L'homme serait alors jugé devant une cours d'assises et risquerait vingt ans de prison, «comme pour les violences volontaires ayant entraîné la mort sans intention de la donner».

Renforcer les capacités de prise en charge du numéro d'urgence 3919

De façon unanime, les onze groupes de travail souhaitent voir renforcées les capacités du 3919, le numéro d'écoute national anonyme et gratuit pour les victimes de violences conjugales.

Les experts préconisent ainsi que le numéro, qui aujourd'hui ne fonctionne pas la nuit, «soit disponible 24 heures sur 24». Il pourrait aussi être «adapté aux langues parlées dans les Outre-mer et aux personnes en situation de handicap».

Le monde du travail ayant aussi son rôle à jouer dans l'accompagnement des femmes victimes, les employeurs sont appelés à massivement afficher le numéro national et les coordonnées des associations locales spécialisés dans leurs locaux. 

Préserver l'indépendance économique des victimes

«Beaucoup de victimes racontent qu'au moment de la séparation, leur conjoint a fait annuler leur carte bancaire», explique Marlène Schiappa.

Face à ce constat, le groupe de travail spécialisé dans les «violences économiques» a proposé «d'encourager les pratiques bancaires visant à soulager les victimes de violences en asphyxie financière». Une «avance financière d'urgence» ou un «aménagement des dettes» sont envisagés.

Concrètement, une victime de violences conjugales pourrait ainsi, en théorie, emprunter une certaine somme d'argent afin de faire face à ses besoins de première nécessité, le temps que sa situation se stabilise.

Reste à savoir comment, en pratique, cela pourrait être mis en place, certaines femmes ayant notamment ouvert un compte commun avec leur conjoint.

Faire évoluer le secret médical

Autre proposition jugée intéressante par la secrétaire d'Etat : faire évoluer le secret médical auquel sont soumis les professionnels de santé.

Les femmes victimes de violences conjugales, sous l'emprise de leur conjoint, ont en effet parfois du mal à demander de l'aide. C'est pourquoi les experts du Grenelle souhaitent qu'un médecin ou un soignant, qui serait confronté à un «risque sérieux de renouvellement de ces violences», puisse alerter les autorités sans l'accord de la victime.

Car aujourd'hui, le secret médical, encadré par le code pénal, ne permet pas à un médecin de signaler des violences au procureur de la République sans cet accord. 

Supprimer l'autorité parentale des pères en cas de féminicide

Arguant du fait que «les hommes ayant tué la mère de leurs enfants ne peuvent plus être considérés comme de bons pères», Marlène Schiappa se positionne en faveur de la suppression de l'autorité parentale de ces derniers.

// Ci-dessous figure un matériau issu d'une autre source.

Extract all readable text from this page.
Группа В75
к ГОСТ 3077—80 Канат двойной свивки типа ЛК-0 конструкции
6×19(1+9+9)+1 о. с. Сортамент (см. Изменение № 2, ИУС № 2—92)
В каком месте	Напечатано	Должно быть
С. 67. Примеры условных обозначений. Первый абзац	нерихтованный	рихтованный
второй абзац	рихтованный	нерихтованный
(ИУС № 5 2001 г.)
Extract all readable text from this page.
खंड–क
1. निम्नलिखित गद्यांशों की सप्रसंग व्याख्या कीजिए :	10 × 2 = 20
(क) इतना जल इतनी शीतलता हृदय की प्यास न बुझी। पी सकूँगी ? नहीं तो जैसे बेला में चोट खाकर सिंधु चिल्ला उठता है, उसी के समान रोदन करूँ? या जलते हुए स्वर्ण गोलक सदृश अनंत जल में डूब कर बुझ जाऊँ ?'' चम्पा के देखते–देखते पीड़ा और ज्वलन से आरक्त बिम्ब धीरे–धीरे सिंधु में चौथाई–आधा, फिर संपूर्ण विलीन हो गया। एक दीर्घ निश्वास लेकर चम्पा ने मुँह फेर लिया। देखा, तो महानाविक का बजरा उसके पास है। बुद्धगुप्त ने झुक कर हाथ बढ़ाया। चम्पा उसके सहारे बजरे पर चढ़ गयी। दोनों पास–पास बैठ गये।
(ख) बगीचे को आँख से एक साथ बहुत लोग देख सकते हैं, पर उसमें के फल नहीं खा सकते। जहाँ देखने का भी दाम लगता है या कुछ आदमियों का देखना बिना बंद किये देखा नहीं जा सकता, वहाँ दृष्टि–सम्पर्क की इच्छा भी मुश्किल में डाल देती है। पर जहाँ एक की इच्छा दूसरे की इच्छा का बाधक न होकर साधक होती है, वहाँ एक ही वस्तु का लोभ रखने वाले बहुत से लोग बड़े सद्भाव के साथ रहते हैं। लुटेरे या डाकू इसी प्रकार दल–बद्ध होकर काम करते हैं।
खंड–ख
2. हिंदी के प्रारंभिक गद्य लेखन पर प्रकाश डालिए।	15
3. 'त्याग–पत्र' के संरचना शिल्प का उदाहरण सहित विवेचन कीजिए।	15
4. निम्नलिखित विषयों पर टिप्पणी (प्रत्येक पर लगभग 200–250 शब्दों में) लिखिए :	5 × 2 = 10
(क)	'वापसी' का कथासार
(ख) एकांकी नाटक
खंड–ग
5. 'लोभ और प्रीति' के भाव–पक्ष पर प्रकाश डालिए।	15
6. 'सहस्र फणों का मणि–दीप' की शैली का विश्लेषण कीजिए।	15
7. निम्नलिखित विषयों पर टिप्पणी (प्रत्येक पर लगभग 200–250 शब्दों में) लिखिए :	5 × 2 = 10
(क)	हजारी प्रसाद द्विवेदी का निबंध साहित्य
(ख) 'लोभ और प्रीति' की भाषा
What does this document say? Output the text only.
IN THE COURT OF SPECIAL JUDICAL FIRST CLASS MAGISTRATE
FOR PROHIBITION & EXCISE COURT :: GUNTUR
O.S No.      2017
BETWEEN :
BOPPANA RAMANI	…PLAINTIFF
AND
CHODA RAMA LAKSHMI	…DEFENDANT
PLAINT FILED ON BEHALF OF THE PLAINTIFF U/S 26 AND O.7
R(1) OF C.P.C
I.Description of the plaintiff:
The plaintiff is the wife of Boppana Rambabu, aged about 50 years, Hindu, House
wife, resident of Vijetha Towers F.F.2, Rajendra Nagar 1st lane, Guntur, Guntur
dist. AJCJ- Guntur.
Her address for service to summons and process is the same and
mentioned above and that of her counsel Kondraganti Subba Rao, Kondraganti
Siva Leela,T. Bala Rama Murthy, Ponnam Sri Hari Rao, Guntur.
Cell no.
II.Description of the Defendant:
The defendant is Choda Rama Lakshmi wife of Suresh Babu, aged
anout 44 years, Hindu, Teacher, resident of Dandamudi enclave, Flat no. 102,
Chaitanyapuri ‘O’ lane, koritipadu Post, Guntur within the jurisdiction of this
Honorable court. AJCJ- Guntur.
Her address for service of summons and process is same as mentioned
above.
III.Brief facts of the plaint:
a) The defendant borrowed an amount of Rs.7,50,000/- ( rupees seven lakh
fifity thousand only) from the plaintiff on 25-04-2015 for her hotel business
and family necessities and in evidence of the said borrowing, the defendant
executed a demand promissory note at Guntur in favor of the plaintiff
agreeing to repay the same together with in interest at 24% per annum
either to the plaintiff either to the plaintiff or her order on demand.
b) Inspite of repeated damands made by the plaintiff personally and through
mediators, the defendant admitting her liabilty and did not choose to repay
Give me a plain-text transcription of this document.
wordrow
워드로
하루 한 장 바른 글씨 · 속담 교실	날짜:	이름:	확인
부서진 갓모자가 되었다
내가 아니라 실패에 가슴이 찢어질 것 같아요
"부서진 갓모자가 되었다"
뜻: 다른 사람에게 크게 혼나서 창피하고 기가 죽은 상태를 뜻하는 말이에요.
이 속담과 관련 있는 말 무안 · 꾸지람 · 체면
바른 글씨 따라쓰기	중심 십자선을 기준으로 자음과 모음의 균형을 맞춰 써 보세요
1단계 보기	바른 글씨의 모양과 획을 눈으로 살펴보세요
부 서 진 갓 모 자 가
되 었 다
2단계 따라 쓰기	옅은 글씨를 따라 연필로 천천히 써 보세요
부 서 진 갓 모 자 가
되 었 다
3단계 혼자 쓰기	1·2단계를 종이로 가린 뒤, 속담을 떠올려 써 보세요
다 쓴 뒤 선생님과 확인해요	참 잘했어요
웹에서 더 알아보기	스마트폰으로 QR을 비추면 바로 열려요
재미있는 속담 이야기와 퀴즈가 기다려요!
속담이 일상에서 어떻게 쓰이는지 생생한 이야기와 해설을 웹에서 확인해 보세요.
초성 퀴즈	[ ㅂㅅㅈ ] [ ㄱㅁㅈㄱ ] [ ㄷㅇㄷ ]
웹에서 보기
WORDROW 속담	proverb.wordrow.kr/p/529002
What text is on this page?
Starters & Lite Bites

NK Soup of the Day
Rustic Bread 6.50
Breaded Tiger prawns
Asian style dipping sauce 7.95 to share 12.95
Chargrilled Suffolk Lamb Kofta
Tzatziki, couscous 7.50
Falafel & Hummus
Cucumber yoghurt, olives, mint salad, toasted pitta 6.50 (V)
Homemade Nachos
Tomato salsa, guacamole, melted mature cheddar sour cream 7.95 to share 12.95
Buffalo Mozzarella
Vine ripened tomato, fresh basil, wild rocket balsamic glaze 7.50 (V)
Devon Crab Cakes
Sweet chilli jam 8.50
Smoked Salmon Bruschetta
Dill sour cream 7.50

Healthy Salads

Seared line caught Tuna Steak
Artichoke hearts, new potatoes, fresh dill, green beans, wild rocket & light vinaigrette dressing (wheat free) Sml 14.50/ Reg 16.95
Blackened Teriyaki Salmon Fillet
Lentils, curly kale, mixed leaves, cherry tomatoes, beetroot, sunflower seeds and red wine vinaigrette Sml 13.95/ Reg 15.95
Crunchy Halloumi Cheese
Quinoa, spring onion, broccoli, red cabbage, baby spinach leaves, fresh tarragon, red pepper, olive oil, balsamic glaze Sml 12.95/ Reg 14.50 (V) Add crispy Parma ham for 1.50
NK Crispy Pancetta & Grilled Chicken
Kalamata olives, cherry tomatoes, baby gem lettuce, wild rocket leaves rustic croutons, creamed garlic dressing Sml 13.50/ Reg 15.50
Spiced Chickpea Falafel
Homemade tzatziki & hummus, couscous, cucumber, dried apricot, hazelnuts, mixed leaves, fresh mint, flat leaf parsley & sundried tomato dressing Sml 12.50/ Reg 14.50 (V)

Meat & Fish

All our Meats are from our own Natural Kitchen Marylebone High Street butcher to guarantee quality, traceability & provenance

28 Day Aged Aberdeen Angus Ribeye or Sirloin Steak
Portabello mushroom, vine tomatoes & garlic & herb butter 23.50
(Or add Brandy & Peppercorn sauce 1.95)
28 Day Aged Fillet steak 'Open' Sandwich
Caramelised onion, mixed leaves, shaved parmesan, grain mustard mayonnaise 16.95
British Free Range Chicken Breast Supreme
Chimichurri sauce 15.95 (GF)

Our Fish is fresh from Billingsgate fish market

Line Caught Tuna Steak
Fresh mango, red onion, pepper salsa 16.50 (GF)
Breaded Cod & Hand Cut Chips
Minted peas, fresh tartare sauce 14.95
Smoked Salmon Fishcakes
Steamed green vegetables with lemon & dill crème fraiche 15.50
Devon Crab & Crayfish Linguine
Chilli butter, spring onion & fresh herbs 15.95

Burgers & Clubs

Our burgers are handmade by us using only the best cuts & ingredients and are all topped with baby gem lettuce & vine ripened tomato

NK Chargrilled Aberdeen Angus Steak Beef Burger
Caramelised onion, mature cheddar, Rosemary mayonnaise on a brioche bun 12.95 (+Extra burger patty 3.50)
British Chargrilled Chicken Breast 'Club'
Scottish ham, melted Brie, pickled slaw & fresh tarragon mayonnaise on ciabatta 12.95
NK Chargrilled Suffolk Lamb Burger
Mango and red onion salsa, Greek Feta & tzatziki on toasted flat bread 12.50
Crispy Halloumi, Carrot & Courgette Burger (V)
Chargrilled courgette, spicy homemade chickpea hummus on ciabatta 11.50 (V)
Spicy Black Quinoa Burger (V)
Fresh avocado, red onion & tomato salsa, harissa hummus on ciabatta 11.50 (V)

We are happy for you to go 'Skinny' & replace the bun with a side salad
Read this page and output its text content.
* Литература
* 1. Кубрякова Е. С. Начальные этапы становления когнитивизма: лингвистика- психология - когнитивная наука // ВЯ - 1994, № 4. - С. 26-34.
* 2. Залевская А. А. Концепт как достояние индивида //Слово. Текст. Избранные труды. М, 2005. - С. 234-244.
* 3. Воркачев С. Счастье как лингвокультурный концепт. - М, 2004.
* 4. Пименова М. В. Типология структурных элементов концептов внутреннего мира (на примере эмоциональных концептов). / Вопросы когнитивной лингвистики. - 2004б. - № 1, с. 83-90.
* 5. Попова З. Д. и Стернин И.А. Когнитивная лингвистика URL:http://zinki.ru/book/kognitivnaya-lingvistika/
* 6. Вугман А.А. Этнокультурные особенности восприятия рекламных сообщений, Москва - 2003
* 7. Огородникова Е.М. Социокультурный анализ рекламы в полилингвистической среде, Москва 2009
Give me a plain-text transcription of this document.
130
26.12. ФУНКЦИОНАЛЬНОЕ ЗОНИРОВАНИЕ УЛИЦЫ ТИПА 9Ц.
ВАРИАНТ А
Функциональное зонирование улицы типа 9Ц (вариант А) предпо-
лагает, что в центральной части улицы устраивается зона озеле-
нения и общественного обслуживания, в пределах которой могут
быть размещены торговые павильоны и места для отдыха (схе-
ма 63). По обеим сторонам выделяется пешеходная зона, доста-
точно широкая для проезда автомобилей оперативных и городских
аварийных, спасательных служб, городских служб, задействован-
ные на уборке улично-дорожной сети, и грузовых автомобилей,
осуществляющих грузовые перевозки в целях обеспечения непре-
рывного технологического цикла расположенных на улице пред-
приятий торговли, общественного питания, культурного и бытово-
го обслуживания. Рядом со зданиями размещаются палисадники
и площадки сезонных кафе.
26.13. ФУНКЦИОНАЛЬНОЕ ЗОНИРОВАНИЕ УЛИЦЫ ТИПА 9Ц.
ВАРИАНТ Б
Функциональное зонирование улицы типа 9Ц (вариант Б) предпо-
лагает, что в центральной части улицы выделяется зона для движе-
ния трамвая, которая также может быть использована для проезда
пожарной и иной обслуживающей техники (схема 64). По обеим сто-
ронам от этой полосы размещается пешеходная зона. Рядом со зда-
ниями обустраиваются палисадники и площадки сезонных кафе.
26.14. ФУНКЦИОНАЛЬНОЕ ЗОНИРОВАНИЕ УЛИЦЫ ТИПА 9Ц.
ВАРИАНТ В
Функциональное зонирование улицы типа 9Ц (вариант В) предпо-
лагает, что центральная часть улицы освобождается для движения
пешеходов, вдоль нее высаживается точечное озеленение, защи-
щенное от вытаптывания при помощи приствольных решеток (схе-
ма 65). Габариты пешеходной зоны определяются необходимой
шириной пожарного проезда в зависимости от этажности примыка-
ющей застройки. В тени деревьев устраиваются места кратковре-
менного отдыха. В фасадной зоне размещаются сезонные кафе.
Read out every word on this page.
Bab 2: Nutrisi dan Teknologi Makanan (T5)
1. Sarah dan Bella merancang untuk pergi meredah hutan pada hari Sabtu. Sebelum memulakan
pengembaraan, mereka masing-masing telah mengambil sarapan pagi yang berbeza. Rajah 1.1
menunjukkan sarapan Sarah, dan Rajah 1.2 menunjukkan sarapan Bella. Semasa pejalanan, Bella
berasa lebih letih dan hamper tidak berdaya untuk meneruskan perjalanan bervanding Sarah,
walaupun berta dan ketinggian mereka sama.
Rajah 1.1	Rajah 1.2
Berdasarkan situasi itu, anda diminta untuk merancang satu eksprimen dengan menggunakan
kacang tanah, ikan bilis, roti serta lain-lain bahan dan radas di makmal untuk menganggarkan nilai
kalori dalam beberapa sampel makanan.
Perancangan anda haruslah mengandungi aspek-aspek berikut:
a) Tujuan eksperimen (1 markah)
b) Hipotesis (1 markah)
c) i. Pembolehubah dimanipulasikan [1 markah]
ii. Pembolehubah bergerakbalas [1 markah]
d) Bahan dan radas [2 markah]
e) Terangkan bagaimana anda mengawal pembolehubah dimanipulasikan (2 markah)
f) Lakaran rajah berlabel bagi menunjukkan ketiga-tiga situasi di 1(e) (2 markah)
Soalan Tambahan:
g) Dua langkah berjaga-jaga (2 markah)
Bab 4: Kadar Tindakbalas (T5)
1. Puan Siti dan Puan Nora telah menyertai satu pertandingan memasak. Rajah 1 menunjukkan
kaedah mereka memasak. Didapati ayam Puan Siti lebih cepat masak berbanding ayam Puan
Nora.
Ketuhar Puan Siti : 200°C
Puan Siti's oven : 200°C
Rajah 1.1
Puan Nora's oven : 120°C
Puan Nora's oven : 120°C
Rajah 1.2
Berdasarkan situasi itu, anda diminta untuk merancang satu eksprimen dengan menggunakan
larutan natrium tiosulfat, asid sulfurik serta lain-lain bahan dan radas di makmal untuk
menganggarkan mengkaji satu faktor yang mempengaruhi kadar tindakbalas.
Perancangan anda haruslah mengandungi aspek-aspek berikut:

Dans le même ordre d'idée, les participants au Grenelle ont rédigé une proposition visant à faire évoluer l'obligation d'aide alimentaire aux parents par les enfants.

«Devoir subvenir aux besoins d'un père qui a tué votre mère, c'est une violence supplémentaire», explique la secrétaire d'Etat dans La Croix.

Enfin, les groupes de travail ont proposé l'instauration «d'un diagnostic annuel sur l'état des relations entre filles et garçons dans chaque établissement» et à «rendre obligatoire une formation sur l'égalité fille-garçon». Cela pourrait passer, par exemple, par un «brevet contre la violence» dans les écoles.

Reconnaître le statut de victime aux enfants témoins de violences

Actuellement, sur le plan pénal, les enfants témoins de violences conjugales ne sont pas considérés comme des victimes.

Pour y remédier, le groupe de travail «violences intrafamiliales» a donc demandé «d'aligner le statut de l'enfant témoin sur le statut de l'enfant victime» de violences.

En clair, le droit ferait que l'auteur des violences réponde devant les juridictions compétentes des préjudices causés aux enfants qui ont pu en être directement témoins des violences, quand bien même lorsque ces derniers n'ont pas reçu de coups.

Mieux prendre en compte la problématique de l'alcool

Alors qu'un collectif de proches de malades alcooliques (CoPMA) avait déploré que l'alcool était le grand absent de la lutte contre les violences conjugales, le groupe de travail «Santé» se prononce en faveur d'un «dépistage systématique des addictions lors de plaintes pour violences».

Une pratique qui permettrait, selon eux, de «mieux documenter le lien entre addiction et violences conjugales» ainsi que d'établir des stratégies en amont pour le prévenir.